From the Guidelines
Antiphospholipid antibody syndrome (APS) is a thrombo-inflammatory disease driven by antiphospholipid antibodies (aPL) that can induce thrombosis, pregnancy morbidity, and other autoimmune and inflammatory manifestations. This condition is characterized by the presence of antibodies that mistakenly attack phospholipids, leading to abnormal blood clotting in arteries and veins. According to the most recent guidance from the ISTH-SSC subcommittee on lupus anticoagulant/antiphospholipid antibodies 1, APS diagnosis is dependent on accurate detection and interpretation of aPL, including lupus anticoagulant, anticardiolipin antibodies, or anti-beta2-glycoprotein I antibodies.
Key Features of APS
- Thrombotic events, such as recurrent blood clots, stroke, and pregnancy complications like miscarriage and preeclampsia
- Presence of persistent antiphospholipid antibodies, including lupus anticoagulant, anticardiolipin antibodies, or anti-beta2-glycoprotein I antibodies
- Can occur on its own (primary APS) or alongside other autoimmune conditions like lupus (secondary APS)
Diagnosis and Treatment
- Diagnosis requires both clinical criteria (thrombotic events or pregnancy complications) and laboratory evidence of persistent antiphospholipid antibodies
- Treatment typically involves anticoagulation therapy with medications like warfarin, heparin, or direct oral anticoagulants to prevent future clots
- For pregnant women with APS, a combination of low-dose aspirin and low-molecular-weight heparin is often prescribed to improve pregnancy outcomes, as suggested by the 2023 American College of Rheumatology (ACR)/European Alliance of Associations for Rheumatology (EULAR) classification criteria for APS 1
Management and Monitoring
- Regular monitoring and adherence to prescribed anticoagulation therapy are essential for managing this chronic condition effectively
- The exact cause of APS remains unknown, but it likely involves a combination of genetic predisposition and environmental triggers that lead to the immune system producing these harmful antibodies, as noted in the updated guidance from the ISTH-SSC subcommittee on lupus anticoagulant/antiphospholipid antibodies 1
From the Research
Definition and Characteristics of Antiphospholipid Antibody Syndrome (APS)
- Antiphospholipid antibody syndrome (APS) is an autoimmune acquired thrombophilia characterized by recurrent thrombosis and pregnancy morbidity in the presence of antiphospholipid antibodies (aPL) 2.
- APS can be primary, if it occurs in the absence of any underlying disease, or secondary, if it is associated with another autoimmune disorder, most commonly systemic lupus erythematosus 2, 3.
- The exact pathogenetic mechanism of APS is unknown, but different models have been proposed to explain how anti-PL autoantibodies might lead to thrombosis and pregnancy morbidity 2, 4.
Clinical Manifestations and Diagnosis
- Diagnosis of APS requires that a patient has both a clinical manifestation (arterial or venous thrombosis and/or pregnancy morbidity) and persistently positive aPL 2, 5.

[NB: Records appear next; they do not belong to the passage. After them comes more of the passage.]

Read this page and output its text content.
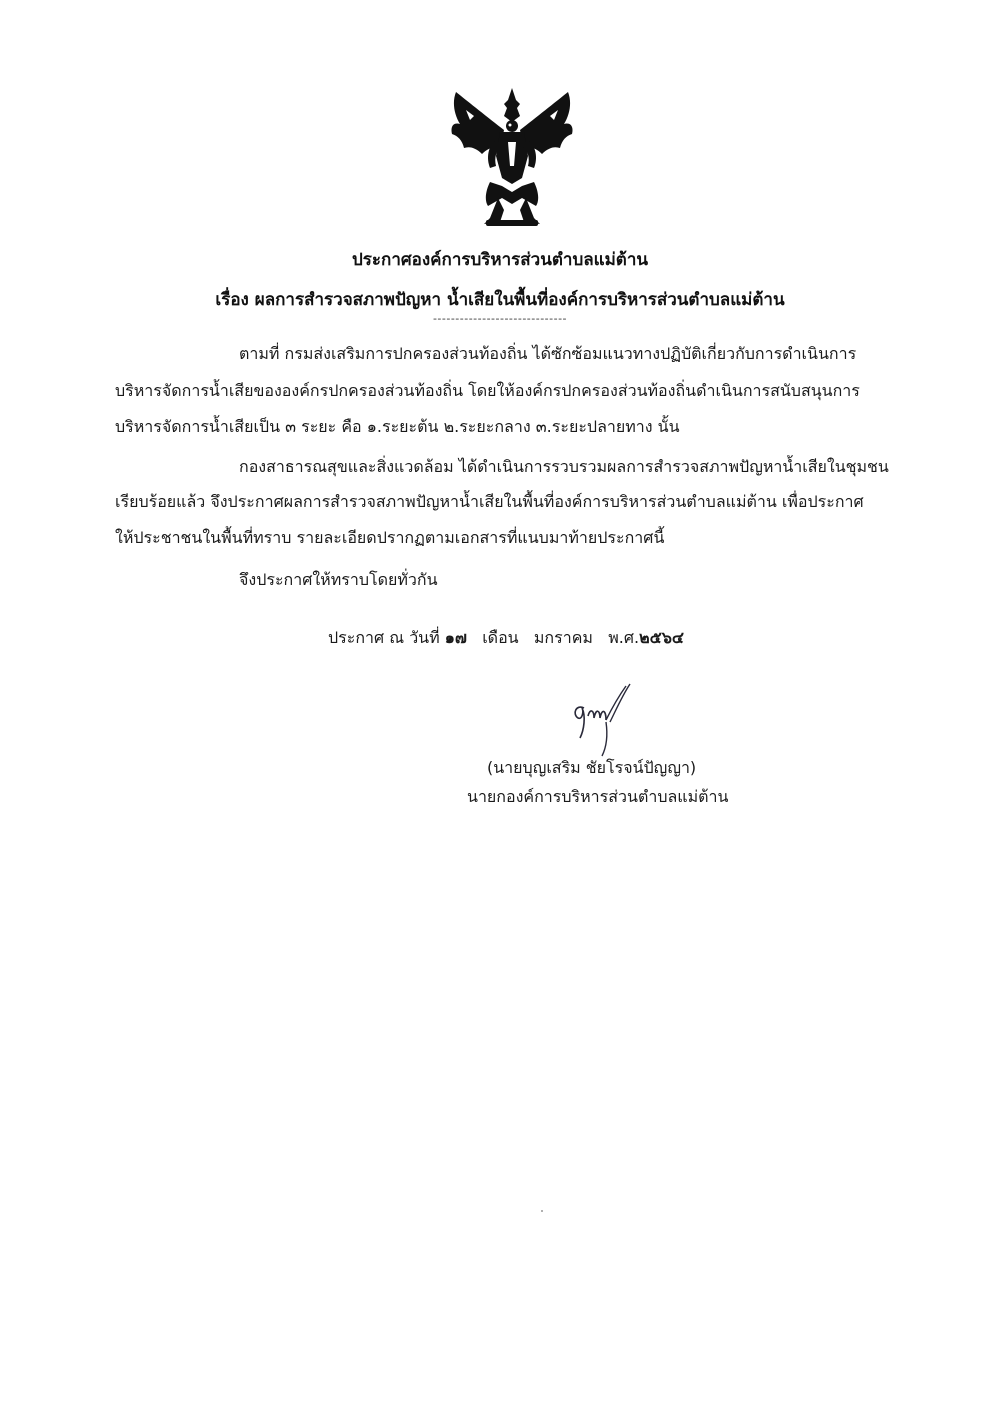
ประกาศองค์การบริหารส่วนตำบลแม่ต้าน
เรื่อง ผลการสำรวจสภาพปัญหา น้ำเสียในพื้นที่องค์การบริหารส่วนตำบลแม่ต้าน
------------------------------
ตามที่ กรมส่งเสริมการปกครองส่วนท้องถิ่น ได้ซักซ้อมแนวทางปฏิบัติเกี่ยวกับการดำเนินการ
บริหารจัดการน้ำเสียขององค์กรปกครองส่วนท้องถิ่น โดยให้องค์กรปกครองส่วนท้องถิ่นดำเนินการสนับสนุนการ
บริหารจัดการน้ำเสียเป็น ๓ ระยะ คือ ๑.ระยะต้น ๒.ระยะกลาง ๓.ระยะปลายทาง นั้น
กองสาธารณสุขและสิ่งแวดล้อม ได้ดำเนินการรวบรวมผลการสำรวจสภาพปัญหาน้ำเสียในชุมชน
เรียบร้อยแล้ว จึงประกาศผลการสำรวจสภาพปัญหาน้ำเสียในพื้นที่องค์การบริหารส่วนตำบลแม่ต้าน เพื่อประกาศ
ให้ประชาชนในพื้นที่ทราบ รายละเอียดปรากฏตามเอกสารที่แนบมาท้ายประกาศนี้
จึงประกาศให้ทราบโดยทั่วกัน
ประกาศ ณ วันที่ ๑๗ เดือน มกราคม พ.ศ.๒๕๖๔
(นายบุญเสริม ชัยโรจน์ปัญญา)
นายกองค์การบริหารส่วนตำบลแม่ต้าน
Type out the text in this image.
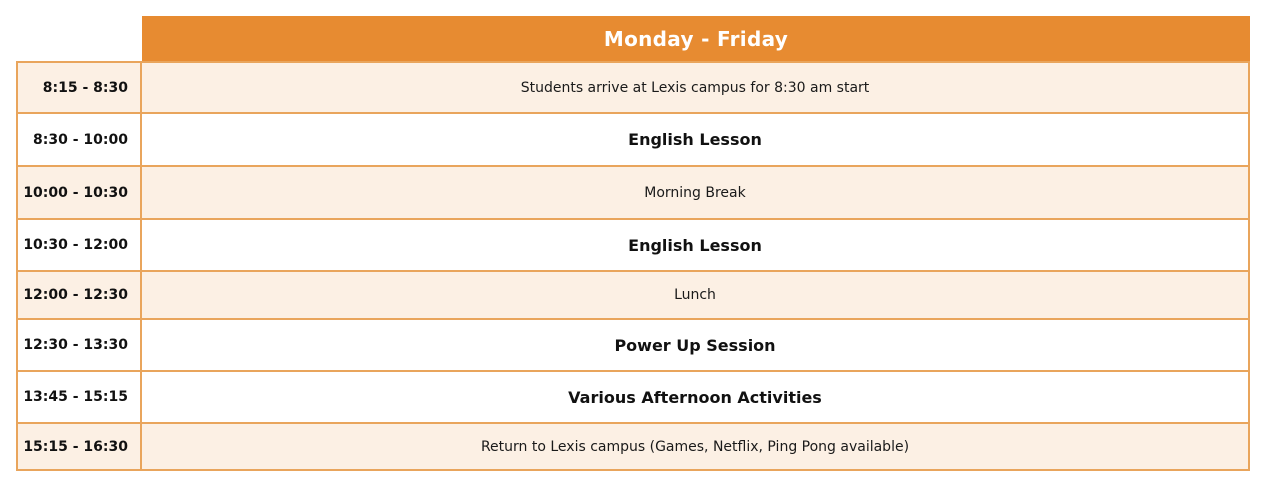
Monday - Friday
8:15 - 8:30	Students arrive at Lexis campus for 8:30 am start
8:30 - 10:00	English Lesson
10:00 - 10:30	Morning Break
10:30 - 12:00	English Lesson
12:00 - 12:30	Lunch
12:30 - 13:30	Power Up Session
13:45 - 15:15	Various Afternoon Activities
15:15 - 16:30	Return to Lexis campus (Games, Netflix, Ping Pong available)
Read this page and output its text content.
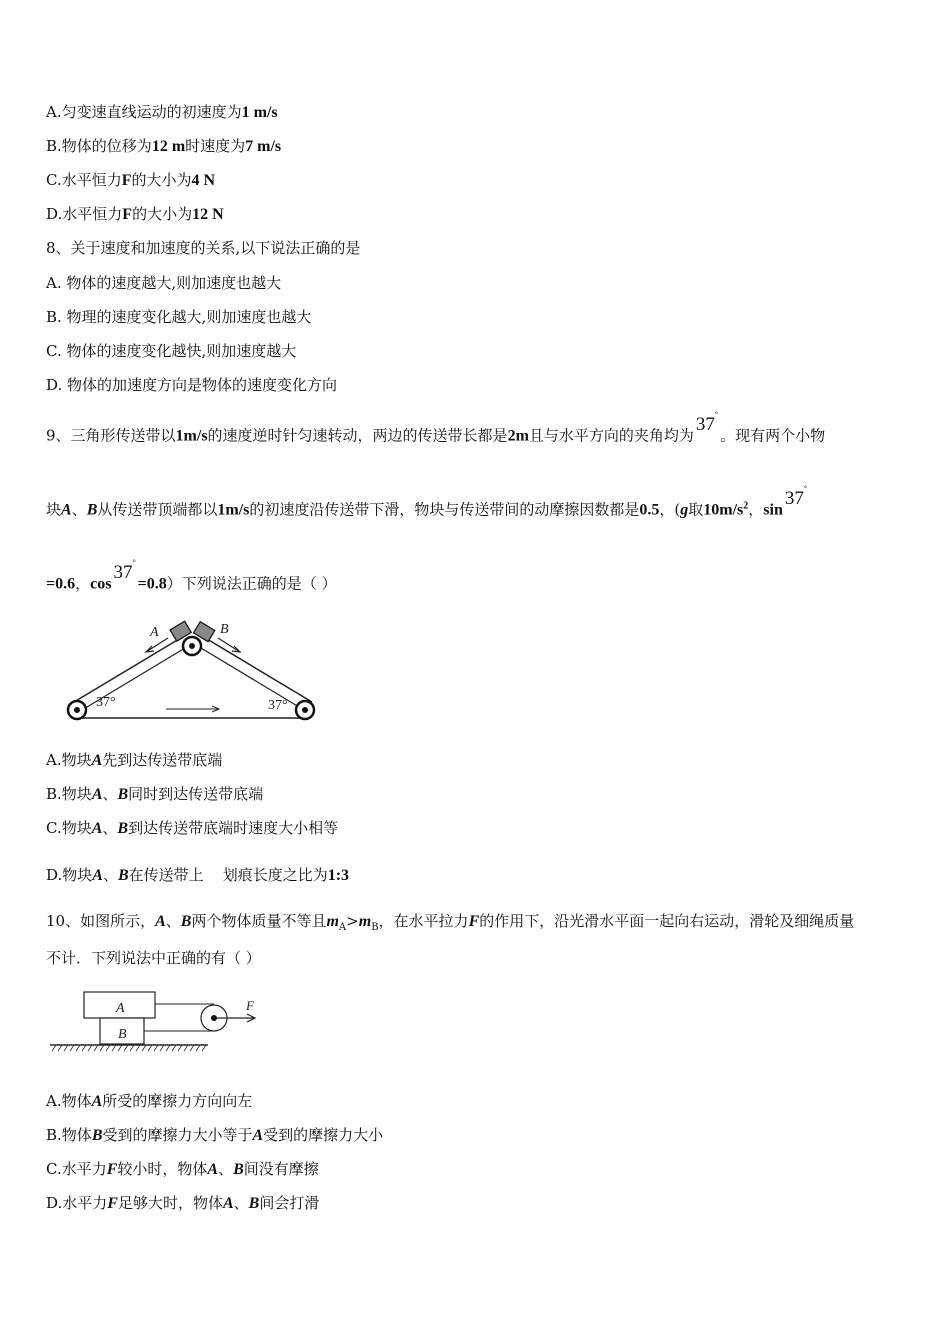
A.匀变速直线运动的初速度为1 m/s
B.物体的位移为12 m时速度为7 m/s
C.水平恒力F的大小为4 N
D.水平恒力F的大小为12 N
8、关于速度和加速度的关系,以下说法正确的是
A. 物体的速度越大,则加速度也越大
B. 物理的速度变化越大,则加速度也越大
C. 物体的速度变化越快,则加速度越大
D. 物体的加速度方向是物体的速度变化方向
9、三角形传送带以1m/s的速度逆时针匀速转动，两边的传送带长都是2m且与水平方向的夹角均为 37°。现有两个小物
块A、B从传送带顶端都以1m/s的初速度沿传送带下滑，物块与传送带间的动摩擦因数都是0.5，(g取$10m/s^2$，sin37°
=0.6，cos37°=0.8）下列说法正确的是（ ）
A	B
37°	37°
A.物块A先到达传送带底端
B.物块A、B同时到达传送带底端
C.物块A、B到达传送带底端时速度大小相等
D.物块A、B在传送带上    划痕长度之比为1:3
10、如图所示，A、B两个物体质量不等且$m_A>m_B$，在水平拉力F的作用下，沿光滑水平面一起向右运动，滑轮及细绳质量
不计．下列说法中正确的有（ ）
A
B
F
A.物体A所受的摩擦力方向向左
B.物体B受到的摩擦力大小等于A受到的摩擦力大小
C.水平力F较小时，物体A、B间没有摩擦
D.水平力F足够大时，物体A、B间会打滑
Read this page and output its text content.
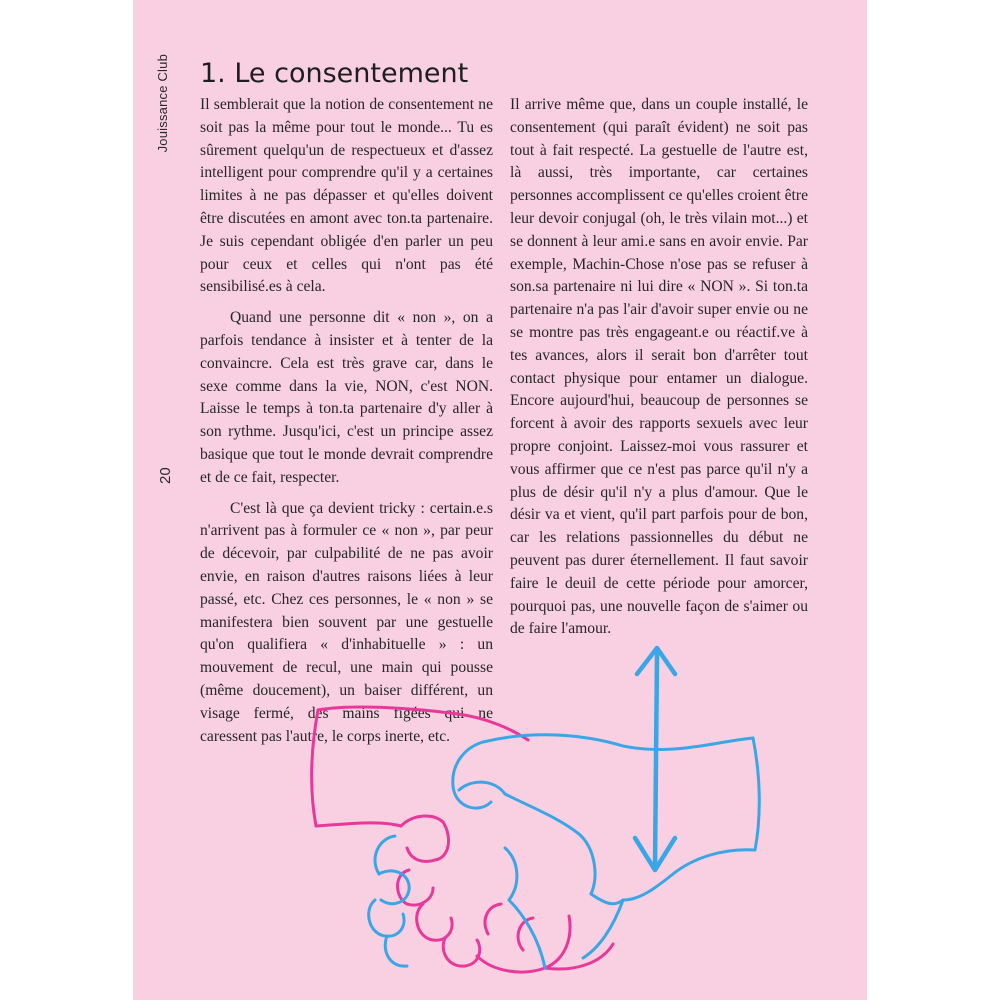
Jouissance Club
20
1. Le consentement

Il semblerait que la notion de consentement ne soit pas la même pour tout le monde... Tu es sûrement quelqu'un de respectueux et d'assez intelligent pour comprendre qu'il y a certaines limites à ne pas dépasser et qu'elles doivent être discutées en amont avec ton.ta partenaire. Je suis cependant obligée d'en parler un peu pour ceux et celles qui n'ont pas été sensibilisé.es à cela.

Quand une personne dit « non », on a parfois tendance à insister et à tenter de la convaincre. Cela est très grave car, dans le sexe comme dans la vie, NON, c'est NON. Laisse le temps à ton.ta partenaire d'y aller à son rythme. Jusqu'ici, c'est un principe assez basique que tout le monde devrait comprendre et de ce fait, respecter.

C'est là que ça devient tricky : certain.e.s n'arrivent pas à formuler ce « non », par peur de décevoir, par culpabilité de ne pas avoir envie, en raison d'autres raisons liées à leur passé, etc. Chez ces personnes, le « non » se manifestera bien souvent par une gestuelle qu'on qualifiera « d'inhabituelle » : un mouvement de recul, une main qui pousse (même doucement), un baiser différent, un visage fermé, des mains figées qui ne caressent pas l'autre, le corps inerte, etc.

Il arrive même que, dans un couple installé, le consentement (qui paraît évident) ne soit pas tout à fait respecté. La gestuelle de l'autre est, là aussi, très importante, car certaines personnes accomplissent ce qu'elles croient être leur devoir conjugal (oh, le très vilain mot...) et se donnent à leur ami.e sans en avoir envie. Par exemple, Machin-Chose n'ose pas se refuser à son.sa partenaire ni lui dire « NON ». Si ton.ta partenaire n'a pas l'air d'avoir super envie ou ne se montre pas très engageant.e ou réactif.ve à tes avances, alors il serait bon d'arrêter tout contact physique pour entamer un dialogue. Encore aujourd'hui, beaucoup de personnes se forcent à avoir des rapports sexuels avec leur propre conjoint. Laissez-moi vous rassurer et vous affirmer que ce n'est pas parce qu'il n'y a plus de désir qu'il n'y a plus d'amour. Que le désir va et vient, qu'il part parfois pour de bon, car les relations passionnelles du début ne peuvent pas durer éternellement. Il faut savoir faire le deuil de cette période pour amorcer, pourquoi pas, une nouvelle façon de s'aimer ou de faire l'amour.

- The clinical spectrum of the disease encompasses additional manifestations which may affect every organ and cannot be explained exclusively by a prothrombotic state 2.
- APS is associated with a wide spectrum of clinical manifestations, including thrombocytopenia, Coombs-positive haemolytic anaemia, heart valve disease, renal microangiopathy, and neurologic disorders 3, 5.
Treatment and Management
- Treatment for aPL-positive patients is based on the patient's clinical status, presence of an underlying autoimmune disease, and history of thrombotic events 2.
- Anticoagulation therapy is the mainstay of treatment for thrombotic APS, and indefinite anticoagulation is often required 2, 4.
- Pregnancy complications are usually managed with low-dose aspirin in association with low molecular weight heparin 2.
- Refractory forms of APS could benefit from adding hydroxychloroquine and/or intravenous immunoglobulin to anticoagulation therapy 2, 6.
- Promising novel treatments include anti-B cell monoclonal antibodies, new-generation anticoagulants, and complement cascade inhibitors 2, 4.